Here is the good news: everyone – including natural introverts – can expand his or her social and emotional intelligence. It is challenging and takes work, but it can be done.
Here is the excuse I hear from most introverts when it comes to developing new social skills and social influence: “I’m an introvert, it makes me anxious to talk to people, and it’s just easier for others.”
It’s like, “That’s it, end of story.”
You know what? Everyone – introverts and extroverts – has to challenge themselves in one way or another to grow and mature. Getting out of his or her comfort zone makes everyone anxious. That is how we are all alike.
So do introverts have to stretch themselves more than extroverts to be social? Probably. But that doesn’t mean an introvert has any more anxiety than the extrovert while stretching him or herself.
Introverts don’t have more fear than extroverts. They just fear different things.
The bottom line is that using your introversion or shyness as an excuse to not challenge yourself and get out of your comfort zone is just that, an excuse. Personally, I have never grown in any significant way that didn’t initially scare the shit out of me.
So how did I get to be the Mayor of Puerto Vallarta?
Here are some of the ways I have developed social confidence and influence. I suggest you regularly do the same.
Get out of your house and talk to people. Most introverts tend to spend a lot of time alone and get addicted to routines. This is why I end every Dating Essentials Podcast with the admonition, “Get out of your house, expand your route, linger in public, talk to the people you meet, test for interest, and walk through the open doors.”
There is just no substitute for getting out and around people and practicing your social skills. I often say that, unless you have a living room full of people, you aren’t going to experience any miracles. Get out of the house.
Get out of your head. Most socially-reserved people live in their heads. Their internal chatter is incessant. They also tend to be pretty narcissistic in that they are always concerned about how people might perceive them. They live in constant dread that someone (anyone, including strangers) might think something negative of them. They also fear looking foolish in any way.
Remind yourself, you aren’t that important to anyone else. No one is thinking about you near as much as you imagine. If you do cross someone’s radar, you won’t stay there for long. Stop thinking about you, and take the time to get to know other people.

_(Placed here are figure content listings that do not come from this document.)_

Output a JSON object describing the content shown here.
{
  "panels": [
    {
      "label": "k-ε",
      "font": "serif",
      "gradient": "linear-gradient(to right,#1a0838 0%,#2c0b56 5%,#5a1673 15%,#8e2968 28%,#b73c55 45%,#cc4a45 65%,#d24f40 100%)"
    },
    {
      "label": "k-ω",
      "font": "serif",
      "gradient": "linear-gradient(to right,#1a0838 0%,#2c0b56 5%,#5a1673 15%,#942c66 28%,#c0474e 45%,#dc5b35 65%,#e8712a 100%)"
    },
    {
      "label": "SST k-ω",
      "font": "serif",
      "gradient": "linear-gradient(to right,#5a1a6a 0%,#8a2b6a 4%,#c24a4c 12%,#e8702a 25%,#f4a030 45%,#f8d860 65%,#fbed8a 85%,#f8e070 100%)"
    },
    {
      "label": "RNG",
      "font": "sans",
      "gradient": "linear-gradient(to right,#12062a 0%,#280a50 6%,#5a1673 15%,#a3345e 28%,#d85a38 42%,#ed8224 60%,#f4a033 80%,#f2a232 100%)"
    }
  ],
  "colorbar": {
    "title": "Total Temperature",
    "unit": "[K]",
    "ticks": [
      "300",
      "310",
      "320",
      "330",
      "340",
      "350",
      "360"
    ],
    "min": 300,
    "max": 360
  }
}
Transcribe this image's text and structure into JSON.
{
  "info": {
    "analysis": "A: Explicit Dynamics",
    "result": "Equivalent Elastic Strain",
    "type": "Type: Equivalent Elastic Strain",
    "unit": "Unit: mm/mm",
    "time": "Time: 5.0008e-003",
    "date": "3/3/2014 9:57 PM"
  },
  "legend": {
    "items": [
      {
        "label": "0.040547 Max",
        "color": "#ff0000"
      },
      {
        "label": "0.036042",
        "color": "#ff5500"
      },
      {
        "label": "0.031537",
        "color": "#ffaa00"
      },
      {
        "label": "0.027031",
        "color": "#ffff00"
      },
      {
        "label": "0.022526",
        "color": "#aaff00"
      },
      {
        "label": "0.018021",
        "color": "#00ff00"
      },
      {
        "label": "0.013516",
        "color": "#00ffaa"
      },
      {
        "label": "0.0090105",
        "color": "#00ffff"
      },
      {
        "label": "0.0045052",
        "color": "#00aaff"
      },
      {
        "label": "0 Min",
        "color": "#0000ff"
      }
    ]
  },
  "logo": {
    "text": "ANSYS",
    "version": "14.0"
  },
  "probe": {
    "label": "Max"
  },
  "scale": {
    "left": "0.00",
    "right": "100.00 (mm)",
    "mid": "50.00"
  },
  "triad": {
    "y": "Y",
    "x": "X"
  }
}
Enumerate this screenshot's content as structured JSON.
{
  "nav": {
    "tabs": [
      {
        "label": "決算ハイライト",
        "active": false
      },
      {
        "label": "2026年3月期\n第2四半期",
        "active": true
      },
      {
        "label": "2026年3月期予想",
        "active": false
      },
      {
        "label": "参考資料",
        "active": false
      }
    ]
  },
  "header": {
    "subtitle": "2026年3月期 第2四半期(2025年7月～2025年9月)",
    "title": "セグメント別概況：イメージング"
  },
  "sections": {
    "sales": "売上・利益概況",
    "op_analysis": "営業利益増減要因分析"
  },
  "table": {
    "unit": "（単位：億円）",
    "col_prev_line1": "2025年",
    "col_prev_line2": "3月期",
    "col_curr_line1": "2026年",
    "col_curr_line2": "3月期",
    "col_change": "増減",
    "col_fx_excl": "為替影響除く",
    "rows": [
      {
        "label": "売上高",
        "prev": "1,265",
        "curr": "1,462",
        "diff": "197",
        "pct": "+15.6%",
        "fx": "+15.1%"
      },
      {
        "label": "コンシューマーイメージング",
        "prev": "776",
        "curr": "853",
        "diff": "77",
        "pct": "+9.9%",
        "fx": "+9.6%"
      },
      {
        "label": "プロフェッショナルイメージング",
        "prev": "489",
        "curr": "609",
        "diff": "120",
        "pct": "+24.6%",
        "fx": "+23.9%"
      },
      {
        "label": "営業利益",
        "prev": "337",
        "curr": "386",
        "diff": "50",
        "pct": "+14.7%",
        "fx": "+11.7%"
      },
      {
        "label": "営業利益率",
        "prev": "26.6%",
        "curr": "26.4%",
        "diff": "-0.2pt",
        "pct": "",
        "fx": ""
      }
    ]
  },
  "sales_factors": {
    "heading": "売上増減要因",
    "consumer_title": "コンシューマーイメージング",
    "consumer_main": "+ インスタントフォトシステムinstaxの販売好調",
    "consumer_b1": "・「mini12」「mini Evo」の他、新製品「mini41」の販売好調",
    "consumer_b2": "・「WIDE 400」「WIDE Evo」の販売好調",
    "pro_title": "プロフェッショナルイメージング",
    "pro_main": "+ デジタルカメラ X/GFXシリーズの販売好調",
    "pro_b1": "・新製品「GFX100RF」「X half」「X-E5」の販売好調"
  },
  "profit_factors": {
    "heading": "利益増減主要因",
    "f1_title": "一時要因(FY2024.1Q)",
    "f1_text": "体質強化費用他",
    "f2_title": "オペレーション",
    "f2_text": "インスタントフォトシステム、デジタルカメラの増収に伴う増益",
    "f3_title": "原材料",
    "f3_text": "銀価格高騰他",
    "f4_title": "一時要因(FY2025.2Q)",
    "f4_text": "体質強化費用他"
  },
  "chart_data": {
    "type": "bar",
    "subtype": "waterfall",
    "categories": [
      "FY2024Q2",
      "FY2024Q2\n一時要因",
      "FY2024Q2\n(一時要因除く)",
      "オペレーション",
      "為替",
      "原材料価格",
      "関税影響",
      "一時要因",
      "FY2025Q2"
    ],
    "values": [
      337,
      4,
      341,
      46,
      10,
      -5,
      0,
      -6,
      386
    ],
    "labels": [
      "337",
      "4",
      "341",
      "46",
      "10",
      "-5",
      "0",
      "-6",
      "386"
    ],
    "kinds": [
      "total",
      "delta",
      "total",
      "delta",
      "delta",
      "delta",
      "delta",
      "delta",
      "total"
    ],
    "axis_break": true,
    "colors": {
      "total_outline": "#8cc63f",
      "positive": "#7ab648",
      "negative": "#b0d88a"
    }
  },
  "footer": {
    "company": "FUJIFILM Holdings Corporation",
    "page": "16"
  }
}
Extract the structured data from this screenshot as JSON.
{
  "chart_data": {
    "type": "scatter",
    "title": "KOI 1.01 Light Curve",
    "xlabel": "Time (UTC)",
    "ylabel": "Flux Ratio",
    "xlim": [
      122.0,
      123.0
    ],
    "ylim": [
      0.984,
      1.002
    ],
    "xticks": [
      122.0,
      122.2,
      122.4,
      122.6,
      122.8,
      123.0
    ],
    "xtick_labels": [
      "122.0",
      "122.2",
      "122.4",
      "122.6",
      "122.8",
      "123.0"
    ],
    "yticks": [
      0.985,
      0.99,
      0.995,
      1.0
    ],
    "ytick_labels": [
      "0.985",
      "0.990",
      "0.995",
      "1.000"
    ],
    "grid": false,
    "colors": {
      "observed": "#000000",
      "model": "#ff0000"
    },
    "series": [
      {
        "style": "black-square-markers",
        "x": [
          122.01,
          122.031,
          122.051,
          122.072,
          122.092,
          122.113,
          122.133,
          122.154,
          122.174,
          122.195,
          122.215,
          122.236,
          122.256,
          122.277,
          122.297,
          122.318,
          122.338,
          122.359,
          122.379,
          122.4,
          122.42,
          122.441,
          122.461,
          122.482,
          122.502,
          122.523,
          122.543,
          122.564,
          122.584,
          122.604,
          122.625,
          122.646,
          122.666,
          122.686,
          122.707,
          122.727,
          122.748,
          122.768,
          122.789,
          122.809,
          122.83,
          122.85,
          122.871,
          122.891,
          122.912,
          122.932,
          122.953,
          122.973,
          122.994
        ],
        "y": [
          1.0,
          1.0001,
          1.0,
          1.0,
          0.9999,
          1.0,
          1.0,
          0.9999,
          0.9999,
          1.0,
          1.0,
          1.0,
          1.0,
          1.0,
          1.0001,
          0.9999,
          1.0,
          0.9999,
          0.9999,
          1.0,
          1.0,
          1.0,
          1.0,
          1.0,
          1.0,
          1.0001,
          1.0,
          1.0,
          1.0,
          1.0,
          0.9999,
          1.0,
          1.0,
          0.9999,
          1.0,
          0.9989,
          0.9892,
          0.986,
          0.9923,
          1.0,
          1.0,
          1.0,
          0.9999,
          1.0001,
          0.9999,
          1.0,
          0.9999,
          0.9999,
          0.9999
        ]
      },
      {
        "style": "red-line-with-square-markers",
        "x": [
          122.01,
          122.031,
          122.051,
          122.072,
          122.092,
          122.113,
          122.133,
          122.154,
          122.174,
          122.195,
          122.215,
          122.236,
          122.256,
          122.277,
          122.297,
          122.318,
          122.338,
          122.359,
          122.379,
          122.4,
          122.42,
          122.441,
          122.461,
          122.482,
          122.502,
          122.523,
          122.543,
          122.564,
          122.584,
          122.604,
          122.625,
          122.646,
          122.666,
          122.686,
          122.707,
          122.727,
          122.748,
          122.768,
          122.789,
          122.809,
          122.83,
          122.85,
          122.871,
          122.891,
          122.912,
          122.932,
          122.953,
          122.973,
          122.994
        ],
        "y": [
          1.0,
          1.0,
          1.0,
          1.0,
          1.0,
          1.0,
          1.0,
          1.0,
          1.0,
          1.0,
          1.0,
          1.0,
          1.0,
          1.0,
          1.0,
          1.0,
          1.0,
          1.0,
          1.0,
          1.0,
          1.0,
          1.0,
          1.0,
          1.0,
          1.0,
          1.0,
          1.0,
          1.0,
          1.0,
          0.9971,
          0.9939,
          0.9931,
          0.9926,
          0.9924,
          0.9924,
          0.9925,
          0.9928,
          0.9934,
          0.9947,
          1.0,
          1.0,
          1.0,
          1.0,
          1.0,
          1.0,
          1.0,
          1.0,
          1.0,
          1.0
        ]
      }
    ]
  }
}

Learn people’s names. I admit, this is challenging for most people – it is for me. Evolution didn’t wire us to have to remember names. Our ancestors lived in small tribes and knew everybody. We didn’t even need names until the last few thousand years. That means that learning and remembering names is not natural for most of us. Because of this, I make asking, learning, and remembering peoples names the foundation of my social interaction. Learning names makes other people feel important and helps keep you present when you meet a person for the first time. If I can learn to remember names, so can you. Work on it.
Take the time to be social. When I was married and realized I no longer had any male friends, I had to face the fact that I didn’t make time to be social. Get out of your house and spend time around people. Accept invitations. Let your guard down. Don’t avoid or rush away from social encounters. Make time.
Finally, honor your need for quiet and isolation. Being social will probably never be how you get your emotional batteries recharged. It will often be draining. So in order to consistently challenge yourself to be social, you have to take the time to recharge yourself in your own quiet space, doing your own activities.
Retreat, then get back out there and have an adventure.